The QC-mix sample-based correction is usually chosen among the batch correction methods for metabolomics data. A QC-mix consists of a mixture of all samples or a randomly selected proportion of samples taken in equal parts. During mass spectrometry, a QC-mix sample is injected every a certain number of samples. Since the QC-mix samples are identical, they can be used to simulate the changes in the signal during data acquisition. After obtaining the data, the QC-mix samples are used as a training set for each metabolite to build a prediction model to predict the signal change and thereby correct the sample signals.
The commonly used batch correction methods in metabolomics can be categorized into two types based on the source, which are:
metaX (Wen et al. 2017):
SVR (Support Vector Regression) (Shen et al., 2016)
RSC (Robust Spline Correction) (Kirwan et al., 2013)
combat (Johnson, Li, and Rabinovic 2007)
statTarget (Luan et al. 2018a; Luan et al. 2018b):
QC-RFSC (QC-based random forest signal correction)
QC-RLSC (QC-based robust LOESS signal correction)

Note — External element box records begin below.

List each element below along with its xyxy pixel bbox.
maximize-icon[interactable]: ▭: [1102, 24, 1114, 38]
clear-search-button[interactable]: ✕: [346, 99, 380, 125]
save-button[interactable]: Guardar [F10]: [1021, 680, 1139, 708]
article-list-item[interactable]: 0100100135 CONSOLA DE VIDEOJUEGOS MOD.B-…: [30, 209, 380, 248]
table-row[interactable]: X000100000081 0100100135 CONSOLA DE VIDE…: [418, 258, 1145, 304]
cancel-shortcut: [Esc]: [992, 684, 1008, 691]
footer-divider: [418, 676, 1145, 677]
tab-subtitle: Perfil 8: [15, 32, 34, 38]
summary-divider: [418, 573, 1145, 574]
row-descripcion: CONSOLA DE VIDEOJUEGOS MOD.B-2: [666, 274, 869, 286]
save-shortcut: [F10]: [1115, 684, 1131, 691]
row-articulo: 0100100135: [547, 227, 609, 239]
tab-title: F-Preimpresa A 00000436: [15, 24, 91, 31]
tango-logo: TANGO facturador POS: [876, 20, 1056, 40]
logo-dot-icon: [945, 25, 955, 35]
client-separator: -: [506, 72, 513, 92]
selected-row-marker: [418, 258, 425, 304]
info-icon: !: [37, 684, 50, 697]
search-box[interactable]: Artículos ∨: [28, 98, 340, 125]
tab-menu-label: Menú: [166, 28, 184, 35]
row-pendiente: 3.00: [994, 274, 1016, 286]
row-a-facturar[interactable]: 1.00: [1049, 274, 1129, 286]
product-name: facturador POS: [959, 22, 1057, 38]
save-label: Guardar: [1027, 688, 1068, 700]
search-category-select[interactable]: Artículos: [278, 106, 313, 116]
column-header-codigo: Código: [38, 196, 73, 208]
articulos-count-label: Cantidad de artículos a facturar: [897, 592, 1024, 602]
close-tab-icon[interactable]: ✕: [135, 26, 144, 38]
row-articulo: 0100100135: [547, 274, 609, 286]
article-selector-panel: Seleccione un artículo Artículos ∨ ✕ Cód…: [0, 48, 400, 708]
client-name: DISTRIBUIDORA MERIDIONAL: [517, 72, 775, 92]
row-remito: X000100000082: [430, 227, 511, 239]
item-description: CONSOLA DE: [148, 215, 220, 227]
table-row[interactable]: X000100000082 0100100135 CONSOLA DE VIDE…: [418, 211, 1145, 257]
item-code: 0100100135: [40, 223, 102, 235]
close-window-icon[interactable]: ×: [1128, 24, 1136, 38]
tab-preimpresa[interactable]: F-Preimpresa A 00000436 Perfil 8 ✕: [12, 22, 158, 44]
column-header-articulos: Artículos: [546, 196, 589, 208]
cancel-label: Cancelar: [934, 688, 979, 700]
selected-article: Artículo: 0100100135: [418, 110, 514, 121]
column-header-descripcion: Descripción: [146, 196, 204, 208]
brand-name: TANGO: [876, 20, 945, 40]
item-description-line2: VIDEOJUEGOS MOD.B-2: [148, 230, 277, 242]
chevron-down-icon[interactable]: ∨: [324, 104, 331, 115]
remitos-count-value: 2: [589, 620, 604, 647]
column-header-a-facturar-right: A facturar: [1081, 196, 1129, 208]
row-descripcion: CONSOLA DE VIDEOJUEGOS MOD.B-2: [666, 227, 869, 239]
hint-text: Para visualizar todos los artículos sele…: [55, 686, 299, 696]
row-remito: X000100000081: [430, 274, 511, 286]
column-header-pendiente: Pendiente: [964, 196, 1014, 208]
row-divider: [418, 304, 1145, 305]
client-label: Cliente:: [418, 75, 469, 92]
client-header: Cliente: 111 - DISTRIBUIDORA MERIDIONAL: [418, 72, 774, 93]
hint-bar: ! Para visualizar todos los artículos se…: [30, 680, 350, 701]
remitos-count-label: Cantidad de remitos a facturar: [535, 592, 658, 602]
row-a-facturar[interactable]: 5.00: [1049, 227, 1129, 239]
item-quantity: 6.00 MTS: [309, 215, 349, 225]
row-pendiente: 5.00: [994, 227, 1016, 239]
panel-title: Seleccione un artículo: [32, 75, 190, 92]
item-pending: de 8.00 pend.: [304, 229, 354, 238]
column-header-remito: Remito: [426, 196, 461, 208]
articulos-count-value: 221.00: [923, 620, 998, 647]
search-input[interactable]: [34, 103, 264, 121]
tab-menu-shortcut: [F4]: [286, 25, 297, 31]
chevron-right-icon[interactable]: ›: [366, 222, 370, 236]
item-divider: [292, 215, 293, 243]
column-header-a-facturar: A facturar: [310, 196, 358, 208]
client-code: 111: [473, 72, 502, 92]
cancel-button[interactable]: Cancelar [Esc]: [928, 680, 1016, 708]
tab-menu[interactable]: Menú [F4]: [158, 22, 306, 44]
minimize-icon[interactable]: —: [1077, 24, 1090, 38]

When carrying out batch correction for an actual project, we can try a variety of correction methods and combine them with specific data to conduct multiple tunings in order to achieve the desired effects.
Reference:
[1] Johnson, W. Evan, Cheng Li, and Ariel Rabinovic. 2007. “Adjusting Batch Effects in Microarray Expression Data Using Empirical Bayes Methods.” Biostatistics 8 (1): 118–27. doi:10.1093/biostatistics/kxj037.
[2] Kirwan, J. A., D. I. Broadhurst, R. L. Davidson, and M. R. Viant. 2013. “Characterising and Correcting Batch Variation in an Automated Direct Infusion Mass Spectrometry (DIMS) Metabolomics Workflow.” Analytical and Bioanalytical Chemistry 405 (15): 5147–57. doi:10.1007/s00216-013-6856-7.
[3] Luan, Hemi, Fenfen Ji, Yu Chen, and Zongwei Cai. 2018a. “Quality Control-Based Signal Drift Correction and Interpretations of Metabolomics/Proteomics Data Using Random Forest Regression.” bioRxiv, January, 253583. doi:10.1101/253583.
[4] ———. 2018b. “statTarget: A Streamlined Tool for Signal Drift Correction and Interpretations of Quantitative Mass Spectrometry-Based Omics Data.” Analytica Chimica Acta 1036 (December): 66–72. doi:10.1016/j.aca.2018.08.002.
[5] Shen, Xiaotao, Xiaoyun Gong, Yuping Cai, Yuan Guo, Jia Tu, Hao Li, Tao Zhang, Jialin Wang, Fuzhong Xue, and Zheng-Jiang Zhu. 2016. “Normalization and Integration of Large-Scale Metabolomics Data Using Support Vector Regression.” Metabolomics 12 (5): 89. doi:10.1007/s11306-016-1026-5.
[6] Wen, Bo, Zhanlong Mei, Chunwei Zeng, and Siqi Liu. 2017. “metaX: A Flexible and Comprehensive Software for Processing Metabolomics Data.” BMC Bioinformatics 18 (1): 183. doi:10.1186/s12859-017-1579-y.